A proposta prevê que dados bancários, rendimentos, investimentos, despesas médicas e outras informações financeiras sejam integrados automaticamente em uma única plataforma. Com isso, o contribuinte não precisaria mais preencher os dados manualmente, ficando responsável apenas por revisar e confirmar as informações apresentadas pelo sistema.

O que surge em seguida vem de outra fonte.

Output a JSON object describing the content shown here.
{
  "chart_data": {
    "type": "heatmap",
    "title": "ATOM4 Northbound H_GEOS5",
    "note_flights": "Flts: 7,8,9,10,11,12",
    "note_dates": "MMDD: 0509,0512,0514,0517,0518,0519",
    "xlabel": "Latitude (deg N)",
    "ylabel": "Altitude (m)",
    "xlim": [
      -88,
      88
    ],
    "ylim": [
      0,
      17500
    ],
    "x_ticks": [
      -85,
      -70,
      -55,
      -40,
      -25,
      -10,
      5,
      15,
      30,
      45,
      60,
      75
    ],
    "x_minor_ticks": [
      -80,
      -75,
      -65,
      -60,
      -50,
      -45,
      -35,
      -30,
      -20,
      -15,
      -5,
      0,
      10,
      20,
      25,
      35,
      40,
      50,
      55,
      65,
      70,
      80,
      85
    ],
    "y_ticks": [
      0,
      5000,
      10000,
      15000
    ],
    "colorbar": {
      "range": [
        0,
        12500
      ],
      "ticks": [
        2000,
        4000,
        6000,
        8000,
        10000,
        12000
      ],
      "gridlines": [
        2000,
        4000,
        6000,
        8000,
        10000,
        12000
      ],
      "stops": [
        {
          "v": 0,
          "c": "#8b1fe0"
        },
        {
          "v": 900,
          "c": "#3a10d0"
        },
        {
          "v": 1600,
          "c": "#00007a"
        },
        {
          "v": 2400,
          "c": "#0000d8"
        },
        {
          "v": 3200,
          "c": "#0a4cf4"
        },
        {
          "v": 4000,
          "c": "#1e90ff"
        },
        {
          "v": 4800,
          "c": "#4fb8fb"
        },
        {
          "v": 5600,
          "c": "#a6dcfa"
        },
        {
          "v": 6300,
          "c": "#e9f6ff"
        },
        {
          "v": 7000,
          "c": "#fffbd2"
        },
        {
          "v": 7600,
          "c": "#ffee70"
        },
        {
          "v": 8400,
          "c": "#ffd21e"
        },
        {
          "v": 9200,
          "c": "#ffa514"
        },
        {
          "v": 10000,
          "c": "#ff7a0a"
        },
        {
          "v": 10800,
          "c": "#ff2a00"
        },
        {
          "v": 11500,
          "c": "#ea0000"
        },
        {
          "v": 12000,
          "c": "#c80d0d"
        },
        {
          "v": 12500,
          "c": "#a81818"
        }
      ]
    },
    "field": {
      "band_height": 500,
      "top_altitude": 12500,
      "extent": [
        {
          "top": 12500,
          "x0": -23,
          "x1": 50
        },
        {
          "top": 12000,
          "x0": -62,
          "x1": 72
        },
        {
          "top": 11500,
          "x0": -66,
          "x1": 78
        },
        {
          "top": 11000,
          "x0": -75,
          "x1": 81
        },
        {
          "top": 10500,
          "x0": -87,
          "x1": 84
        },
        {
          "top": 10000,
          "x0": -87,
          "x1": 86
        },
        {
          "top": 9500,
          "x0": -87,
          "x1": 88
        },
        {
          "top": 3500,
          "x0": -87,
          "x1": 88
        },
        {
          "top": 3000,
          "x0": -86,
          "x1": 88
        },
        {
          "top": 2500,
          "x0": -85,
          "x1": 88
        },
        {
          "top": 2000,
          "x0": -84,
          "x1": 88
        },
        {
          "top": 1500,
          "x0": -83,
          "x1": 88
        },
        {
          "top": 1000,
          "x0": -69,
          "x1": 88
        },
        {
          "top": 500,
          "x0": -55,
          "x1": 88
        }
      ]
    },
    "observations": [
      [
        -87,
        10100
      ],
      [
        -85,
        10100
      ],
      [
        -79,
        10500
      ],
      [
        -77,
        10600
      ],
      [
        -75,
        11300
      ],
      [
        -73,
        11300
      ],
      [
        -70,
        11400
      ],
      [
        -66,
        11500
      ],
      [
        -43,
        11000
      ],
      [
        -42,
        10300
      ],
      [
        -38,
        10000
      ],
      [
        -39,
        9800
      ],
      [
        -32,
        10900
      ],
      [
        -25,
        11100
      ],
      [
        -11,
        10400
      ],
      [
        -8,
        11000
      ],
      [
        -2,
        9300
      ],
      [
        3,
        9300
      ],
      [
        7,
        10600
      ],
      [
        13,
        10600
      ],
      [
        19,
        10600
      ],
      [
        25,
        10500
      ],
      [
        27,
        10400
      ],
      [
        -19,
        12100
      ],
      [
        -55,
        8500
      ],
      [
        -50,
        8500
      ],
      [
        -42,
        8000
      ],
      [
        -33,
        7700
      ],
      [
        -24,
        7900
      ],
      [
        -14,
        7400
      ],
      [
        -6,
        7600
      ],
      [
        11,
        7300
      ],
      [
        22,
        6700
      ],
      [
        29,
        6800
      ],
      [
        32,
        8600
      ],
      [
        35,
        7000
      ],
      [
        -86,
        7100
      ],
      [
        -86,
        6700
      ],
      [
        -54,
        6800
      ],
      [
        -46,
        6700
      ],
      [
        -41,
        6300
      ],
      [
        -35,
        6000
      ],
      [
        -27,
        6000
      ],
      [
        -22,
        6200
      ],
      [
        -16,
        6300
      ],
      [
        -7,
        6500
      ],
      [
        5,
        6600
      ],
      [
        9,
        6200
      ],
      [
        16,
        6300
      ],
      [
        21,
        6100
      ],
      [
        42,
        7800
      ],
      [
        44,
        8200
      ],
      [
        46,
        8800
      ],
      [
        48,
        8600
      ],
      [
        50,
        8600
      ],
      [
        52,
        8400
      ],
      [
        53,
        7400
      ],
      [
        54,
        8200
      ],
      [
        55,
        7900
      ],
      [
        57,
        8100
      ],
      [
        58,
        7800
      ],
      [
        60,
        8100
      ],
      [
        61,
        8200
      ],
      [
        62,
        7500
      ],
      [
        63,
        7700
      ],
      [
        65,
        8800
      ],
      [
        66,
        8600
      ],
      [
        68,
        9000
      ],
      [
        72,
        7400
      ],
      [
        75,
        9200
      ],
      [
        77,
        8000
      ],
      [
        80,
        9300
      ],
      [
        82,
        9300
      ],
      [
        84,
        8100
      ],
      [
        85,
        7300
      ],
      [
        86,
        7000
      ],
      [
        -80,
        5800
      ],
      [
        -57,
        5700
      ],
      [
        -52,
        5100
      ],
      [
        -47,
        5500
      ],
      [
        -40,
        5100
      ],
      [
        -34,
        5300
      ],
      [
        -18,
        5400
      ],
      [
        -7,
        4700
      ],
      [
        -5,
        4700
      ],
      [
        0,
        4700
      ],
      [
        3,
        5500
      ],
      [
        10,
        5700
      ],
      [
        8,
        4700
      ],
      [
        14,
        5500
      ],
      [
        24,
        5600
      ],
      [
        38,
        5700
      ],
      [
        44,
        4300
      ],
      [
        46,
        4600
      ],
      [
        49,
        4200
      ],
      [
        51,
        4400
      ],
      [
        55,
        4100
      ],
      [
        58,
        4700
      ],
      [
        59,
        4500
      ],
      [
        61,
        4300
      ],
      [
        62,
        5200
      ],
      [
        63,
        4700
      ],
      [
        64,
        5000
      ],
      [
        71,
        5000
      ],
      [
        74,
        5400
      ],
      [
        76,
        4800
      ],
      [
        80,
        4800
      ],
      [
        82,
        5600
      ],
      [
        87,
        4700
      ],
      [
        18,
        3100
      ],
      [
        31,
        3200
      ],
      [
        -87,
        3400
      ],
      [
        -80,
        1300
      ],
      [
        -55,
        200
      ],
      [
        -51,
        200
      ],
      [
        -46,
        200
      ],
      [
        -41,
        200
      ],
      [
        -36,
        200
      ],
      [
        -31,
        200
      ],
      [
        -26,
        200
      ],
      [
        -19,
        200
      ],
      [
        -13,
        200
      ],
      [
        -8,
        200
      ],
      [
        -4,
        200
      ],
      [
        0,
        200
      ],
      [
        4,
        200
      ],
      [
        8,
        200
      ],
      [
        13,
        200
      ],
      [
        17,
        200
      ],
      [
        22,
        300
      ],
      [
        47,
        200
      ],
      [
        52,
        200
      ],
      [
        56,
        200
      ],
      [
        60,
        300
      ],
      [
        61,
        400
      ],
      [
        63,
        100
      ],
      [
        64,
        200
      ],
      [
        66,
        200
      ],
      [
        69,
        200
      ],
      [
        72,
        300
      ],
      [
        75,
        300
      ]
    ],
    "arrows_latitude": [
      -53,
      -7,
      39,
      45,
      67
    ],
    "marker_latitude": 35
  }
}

Segundo o ministro, não faz sentido exigir que milhões de pessoas gastem tempo informando dados que o próprio governo já recebe ao longo do ano por meio de empresas, bancos, planos de saúde e outras instituições. A ideia é ampliar gradualmente o modelo da declaração pré-preenchida, que já é utilizado por parte dos contribuintes e deve alcançar cerca de 60% dos declarantes nos próximos anos.
A mudança, no entanto, não será imediata. Até que o novo sistema esteja totalmente implementado, a Receita Federal continuará orientando os contribuintes a conferirem cuidadosamente as informações disponíveis na declaração pré-preenchida. Se o cronograma for mantido, o tradicional ritual anual do Imposto de Renda poderá se tornar coisa do passado antes do fim da década.